From JP Morgan: “Japan’s department store sales boomed in June.”

From Dow Jones: “Federal Reserve Bank of Chicago President Michael Moskow said … he wants a key inflation measure, the core personal consumption expenditures price index, rising between 1% to 2% compared with year-ago levels… “on a sustained basis” to determine inflation trends were in the right range. In May the core PCE price index dipped to a 1.9% annual advance, but the Fed, at its most recent policy meeting, said an improvement in inflation had yet to be “convincingly demonstrated.””

From Dow Jones: “Highly-rated doesn’t necessarily mean safe anymore. If the last week has shown investors anything, it’s that securities - whether they be mortgage bonds or the more opaque collateralized debt obligations - that carry the stellar AAA stamp are not immune to the subprime woes roiling financial markets.”
End-of-Day Market Update
Treasuries remained relatively range-bound with yields closing close to unchanged across the curve. But, the 2/10 curve flattened by a basis point as 30 year rates fell half a bp and two year yields rose just under a bp.

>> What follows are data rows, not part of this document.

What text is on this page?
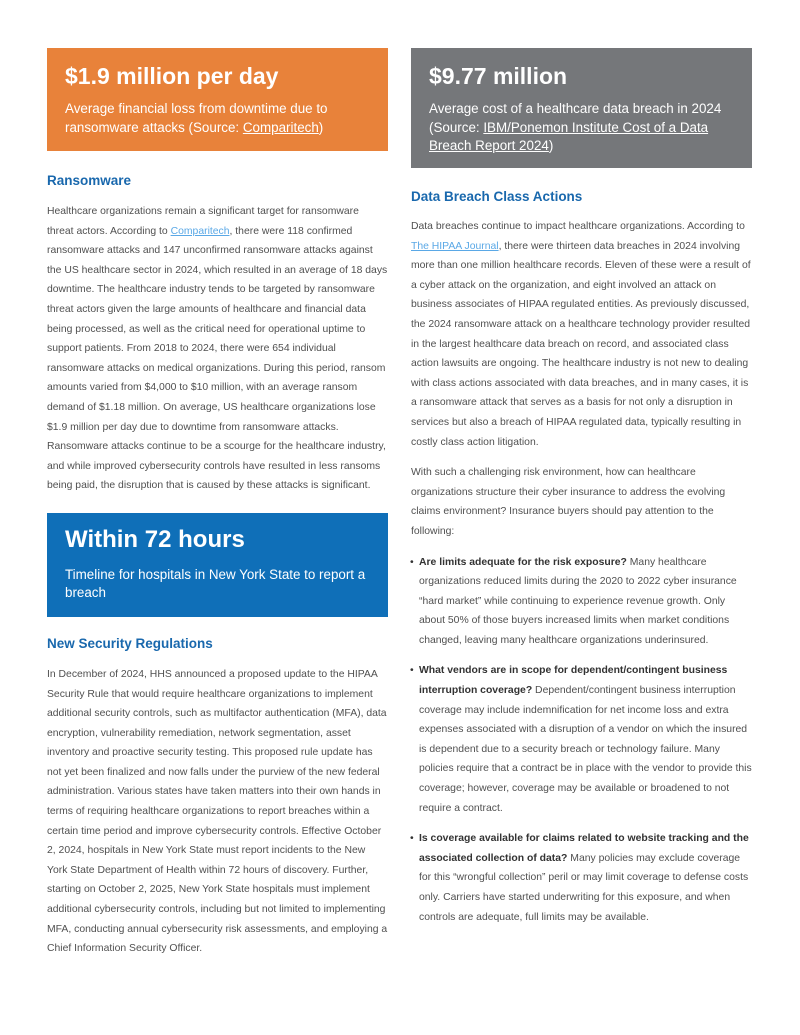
$1.9 million per day

Average financial loss from downtime due to ransomware attacks (Source: Comparitech)

Ransomware

Healthcare organizations remain a significant target for ransomware threat actors. According to Comparitech, there were 118 confirmed ransomware attacks and 147 unconfirmed ransomware attacks against the US healthcare sector in 2024, which resulted in an average of 18 days downtime. The healthcare industry tends to be targeted by ransomware threat actors given the large amounts of healthcare and financial data being processed, as well as the critical need for operational uptime to support patients. From 2018 to 2024, there were 654 individual ransomware attacks on medical organizations. During this period, ransom amounts varied from $4,000 to $10 million, with an average ransom demand of $1.18 million. On average, US healthcare organizations lose $1.9 million per day due to downtime from ransomware attacks. Ransomware attacks continue to be a scourge for the healthcare industry, and while improved cybersecurity controls have resulted in less ransoms being paid, the disruption that is caused by these attacks is significant.

Within 72 hours

Timeline for hospitals in New York State to report a breach

New Security Regulations

In December of 2024, HHS announced a proposed update to the HIPAA Security Rule that would require healthcare organizations to implement additional security controls, such as multifactor authentication (MFA), data encryption, vulnerability remediation, network segmentation, asset inventory and proactive security testing. This proposed rule update has not yet been finalized and now falls under the purview of the new federal administration. Various states have taken matters into their own hands in terms of requiring healthcare organizations to report breaches within a certain time period and improve cybersecurity controls. Effective October 2, 2024, hospitals in New York State must report incidents to the New York State Department of Health within 72 hours of discovery. Further, starting on October 2, 2025, New York State hospitals must implement additional cybersecurity controls, including but not limited to implementing MFA, conducting annual cybersecurity risk assessments, and employing a Chief Information Security Officer.

$9.77 million

Average cost of a healthcare data breach in 2024 (Source: IBM/Ponemon Institute Cost of a Data Breach Report 2024)

Data Breach Class Actions

Data breaches continue to impact healthcare organizations. According to The HIPAA Journal, there were thirteen data breaches in 2024 involving more than one million healthcare records. Eleven of these were a result of a cyber attack on the organization, and eight involved an attack on business associates of HIPAA regulated entities. As previously discussed, the 2024 ransomware attack on a healthcare technology provider resulted in the largest healthcare data breach on record, and associated class action lawsuits are ongoing. The healthcare industry is not new to dealing with class actions associated with data breaches, and in many cases, it is a ransomware attack that serves as a basis for not only a disruption in services but also a breach of HIPAA regulated data, typically resulting in costly class action litigation.

With such a challenging risk environment, how can healthcare organizations structure their cyber insurance to address the evolving claims environment? Insurance buyers should pay attention to the following:

• Are limits adequate for the risk exposure? Many healthcare organizations reduced limits during the 2020 to 2022 cyber insurance “hard market” while continuing to experience revenue growth. Only about 50% of those buyers increased limits when market conditions changed, leaving many healthcare organizations underinsured.
• What vendors are in scope for dependent/contingent business interruption coverage? Dependent/contingent business interruption coverage may include indemnification for net income loss and extra expenses associated with a disruption of a vendor on which the insured is dependent due to a security breach or technology failure. Many policies require that a contract be in place with the vendor to provide this coverage; however, coverage may be available or broadened to not require a contract.
• Is coverage available for claims related to website tracking and the associated collection of data? Many policies may exclude coverage for this “wrongful collection” peril or may limit coverage to defense costs only. Carriers have started underwriting for this exposure, and when controls are adequate, full limits may be available.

Equities recovered around the world, with the Dow rallying 82 points to close at another record high closing level of exactly 14,000. The S&P rose 7 to settle at 1553 (2pts below recent closing high), and Nasdaq rose 20.5 to close at a high for the year of 2720.
The dollar traded within a narrower range than yesterday, and is settling close to unchanged.
Oil is continuing to surge to new highs, rallying another 87 cents today to close just shy of $76 based on the NY WTI futures. The high for this contract was $80.76 in July 2006.